Identifying changes in one's breast, or being recalled for further investigation following routine screening or surveillance, can cause fear and anxiety.18 At this time, the SCN has an important role in providing information to allay anxiety, and conveying support through active listening, asking open ended questions, and use of supportive non-verbal communication.23
A guide is available to assist General Practitioners in investigating symptoms that could be breast cancer – The investigation of a new breast symptom: a guide for General Practitioners(PDF, 884KB).24 The guide emphasises the role of the 'triple test', as well as the importance of understanding an individual woman's risk to determine the appropriate action.
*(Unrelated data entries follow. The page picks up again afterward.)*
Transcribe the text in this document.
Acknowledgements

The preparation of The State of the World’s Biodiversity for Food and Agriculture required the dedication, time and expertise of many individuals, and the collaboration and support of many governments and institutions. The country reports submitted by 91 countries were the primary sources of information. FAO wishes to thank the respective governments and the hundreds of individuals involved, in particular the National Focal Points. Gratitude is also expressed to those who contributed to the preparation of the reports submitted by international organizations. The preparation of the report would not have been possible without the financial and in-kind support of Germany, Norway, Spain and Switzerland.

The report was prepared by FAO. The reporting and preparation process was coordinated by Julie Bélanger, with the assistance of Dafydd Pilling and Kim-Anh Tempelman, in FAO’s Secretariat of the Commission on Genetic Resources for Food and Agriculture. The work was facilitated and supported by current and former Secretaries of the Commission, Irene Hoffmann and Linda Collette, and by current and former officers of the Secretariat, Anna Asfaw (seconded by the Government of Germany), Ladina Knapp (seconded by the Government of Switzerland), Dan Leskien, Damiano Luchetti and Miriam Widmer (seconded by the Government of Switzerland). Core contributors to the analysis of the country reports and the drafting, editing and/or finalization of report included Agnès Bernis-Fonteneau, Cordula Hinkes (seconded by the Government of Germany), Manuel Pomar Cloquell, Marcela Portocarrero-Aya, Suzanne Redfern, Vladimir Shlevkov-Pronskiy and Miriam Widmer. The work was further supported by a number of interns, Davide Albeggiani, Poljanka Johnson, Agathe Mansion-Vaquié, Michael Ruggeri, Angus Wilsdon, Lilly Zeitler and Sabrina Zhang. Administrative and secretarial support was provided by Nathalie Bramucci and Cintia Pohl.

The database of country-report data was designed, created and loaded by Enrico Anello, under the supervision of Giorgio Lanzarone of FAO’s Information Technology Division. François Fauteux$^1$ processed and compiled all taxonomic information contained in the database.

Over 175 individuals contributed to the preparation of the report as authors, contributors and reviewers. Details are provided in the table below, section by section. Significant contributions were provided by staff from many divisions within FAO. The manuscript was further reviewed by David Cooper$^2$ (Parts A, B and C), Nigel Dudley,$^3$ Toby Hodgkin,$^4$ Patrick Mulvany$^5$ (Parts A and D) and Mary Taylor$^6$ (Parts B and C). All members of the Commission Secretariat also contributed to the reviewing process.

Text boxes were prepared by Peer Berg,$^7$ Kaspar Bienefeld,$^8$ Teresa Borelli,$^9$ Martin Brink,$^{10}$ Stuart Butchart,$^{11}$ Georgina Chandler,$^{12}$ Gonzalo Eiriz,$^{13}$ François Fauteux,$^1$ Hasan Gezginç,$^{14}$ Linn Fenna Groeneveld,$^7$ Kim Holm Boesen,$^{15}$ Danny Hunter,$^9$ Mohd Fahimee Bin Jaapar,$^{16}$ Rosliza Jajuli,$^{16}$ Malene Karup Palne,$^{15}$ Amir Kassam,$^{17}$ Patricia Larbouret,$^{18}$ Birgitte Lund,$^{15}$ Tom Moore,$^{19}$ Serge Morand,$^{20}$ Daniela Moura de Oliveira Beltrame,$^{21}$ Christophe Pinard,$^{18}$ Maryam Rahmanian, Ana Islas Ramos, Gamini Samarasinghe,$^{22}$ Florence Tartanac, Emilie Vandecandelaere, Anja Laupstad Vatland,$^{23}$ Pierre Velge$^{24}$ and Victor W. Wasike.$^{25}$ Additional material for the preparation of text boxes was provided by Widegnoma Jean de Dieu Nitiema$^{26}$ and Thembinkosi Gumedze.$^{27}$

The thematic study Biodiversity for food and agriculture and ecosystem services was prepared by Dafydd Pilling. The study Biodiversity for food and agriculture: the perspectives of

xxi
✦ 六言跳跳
The triple test refers to three diagnostic components:24
- medical history and clinical breast examination
- imaging – mammography and/or ultrasound
- non-excision biopsy – fine needle aspiration (FNA) cytology and/or core biopsy.
Access The investigation of a new breast symptom: a guide for General Practitioners(PDF, 884KB).24 Outline the advice you would give to a 40 year old woman about what is involved in the 'triple test' investigation she is likely to have for new breast lump:
- Compare this advice with the advice you might provide a women who was 55 years old
- Discuss specific communication strategies you would use to convey support to a woman at this time.
Libby's story 2: new symptoms
Explain how you would assess Libby's main concerns at this time.
Describe how Libby's previous experience with breast cancer may influence her responses to a new breast symptom.
Discuss the investigations that Libby is likely to undergo and the rationale for these investigations.
Formulate a nursing care plan to provide information, education and support to Libby at this time.